David Hepworth

Liam Lonegran 22/07/2009

GIITTV's Liam Lonegran caught up with David Hepworth (media figurehead...writes for The Word magazine ( and used to present The Old Grey Whistle Test)

Out of today's rag-tag assortment of artists, who will have a lasting legacy? Here's Kayne Wests summation: ''I look at our current superstars like legends in the making … Like Justin is the new Mike, Beyoncé's the new Tina Turner, [Lady] Gaga's Madonna, Jay is Sinatra … Wayne is Hendrix, [Radiohead's] Thom Yorke is [Pink Floyd's] Roger Waters, these are the champions and should be documented as such.'' Agree?

I think it's difficult to imagine them having the same resonance in the future because the landscape is so crowded nowadays. The giants of yesteryear appear even more gigantic because they put their stamp on their genres at the outset.

Did Glastonbury's headliners deliver?

I wasn't there but from what I gather Neil Young judged the requirements of the occasion perfectly whereas Bruce Springsteen didn't, which is pretty disappointing when you consider how good he is at this kind of thing usually. From what I gather he thought he was playing for his fans, which is not really the point at festivals. I'm the world's worst festival and outdoor gig goer but I do know it's all about giving the crowd some part in the spectacle, not about playing your new album.

What fledgling festivals deserve our attention?

No idea.

Other than The Word, what entertainment publications are worthy of our pocket money ?

The New Yorker.

Who are the leading lights of the year of our lord, 2009? (pick one artist, musician, comedian, actor, writer and sex pot)

I honestly find it impossible to think in terms of years but recently I've loved Edie Falco in "Nurse Jackie", Patrick Hennessey's "The Junior Officer's Reading Club" and the record by Mulatu Astatke and the Heliocentrics. I think we could all do to take a rest from comedians for a year or so. There are too many of them and they're all jamming the same frequency.

Do you think British comedy has invested too much effort in 'dangerous gag making''?

The people who run TV and radio are obsessed with "edginess" and that has a cost.
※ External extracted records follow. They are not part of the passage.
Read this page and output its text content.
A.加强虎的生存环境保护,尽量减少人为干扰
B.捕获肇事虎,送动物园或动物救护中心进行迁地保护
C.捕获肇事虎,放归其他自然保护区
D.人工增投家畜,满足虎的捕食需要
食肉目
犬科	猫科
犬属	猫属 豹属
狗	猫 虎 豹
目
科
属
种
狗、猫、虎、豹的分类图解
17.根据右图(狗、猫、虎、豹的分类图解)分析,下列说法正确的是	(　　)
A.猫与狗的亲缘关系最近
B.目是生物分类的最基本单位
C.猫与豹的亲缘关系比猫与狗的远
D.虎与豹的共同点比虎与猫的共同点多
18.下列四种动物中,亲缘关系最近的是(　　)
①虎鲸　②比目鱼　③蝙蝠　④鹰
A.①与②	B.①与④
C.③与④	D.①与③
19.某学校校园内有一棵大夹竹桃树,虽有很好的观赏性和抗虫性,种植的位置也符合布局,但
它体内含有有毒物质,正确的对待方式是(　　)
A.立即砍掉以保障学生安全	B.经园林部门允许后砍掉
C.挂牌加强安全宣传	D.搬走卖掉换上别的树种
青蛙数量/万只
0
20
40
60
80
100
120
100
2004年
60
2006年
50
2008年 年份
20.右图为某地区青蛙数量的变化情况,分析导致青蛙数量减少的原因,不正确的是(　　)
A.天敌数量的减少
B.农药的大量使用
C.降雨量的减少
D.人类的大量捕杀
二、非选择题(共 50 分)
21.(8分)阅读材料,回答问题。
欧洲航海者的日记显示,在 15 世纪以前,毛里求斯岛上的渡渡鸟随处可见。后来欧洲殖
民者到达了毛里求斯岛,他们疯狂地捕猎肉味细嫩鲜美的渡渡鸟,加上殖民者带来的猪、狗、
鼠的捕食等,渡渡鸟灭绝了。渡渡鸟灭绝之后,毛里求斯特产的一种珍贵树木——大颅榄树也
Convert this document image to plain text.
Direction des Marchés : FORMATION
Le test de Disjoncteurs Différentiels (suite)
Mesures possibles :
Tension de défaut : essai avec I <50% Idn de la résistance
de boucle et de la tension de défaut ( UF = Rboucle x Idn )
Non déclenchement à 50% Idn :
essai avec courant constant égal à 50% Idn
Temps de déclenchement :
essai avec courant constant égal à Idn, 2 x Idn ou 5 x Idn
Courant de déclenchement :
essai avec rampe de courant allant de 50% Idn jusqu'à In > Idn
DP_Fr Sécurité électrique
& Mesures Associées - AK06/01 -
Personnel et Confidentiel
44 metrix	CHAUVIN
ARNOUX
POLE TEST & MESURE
The really interesting thing about the Russell Brand/Jonathan Ross business is that it was the inevitable consequence of two blokes who'd been encouraged to believe that they were hilarious when they were actually just mouthy.

Name 4 people (living) who are truly revolutionary (any area of interest)

I refer you to the words of Chou En-Lai. When asked what were the main outcomes of the French Revolution he said "too soon to tell".

A word that makes you wince and a word that makes you spill? (see examples @:

The word that makes me wince is "aspirational". Magazine people use it all the time to give them an excuse to do pieces that the readers aren't interested in. My favourite word is "profanity". Seems to put vulgarity in its place.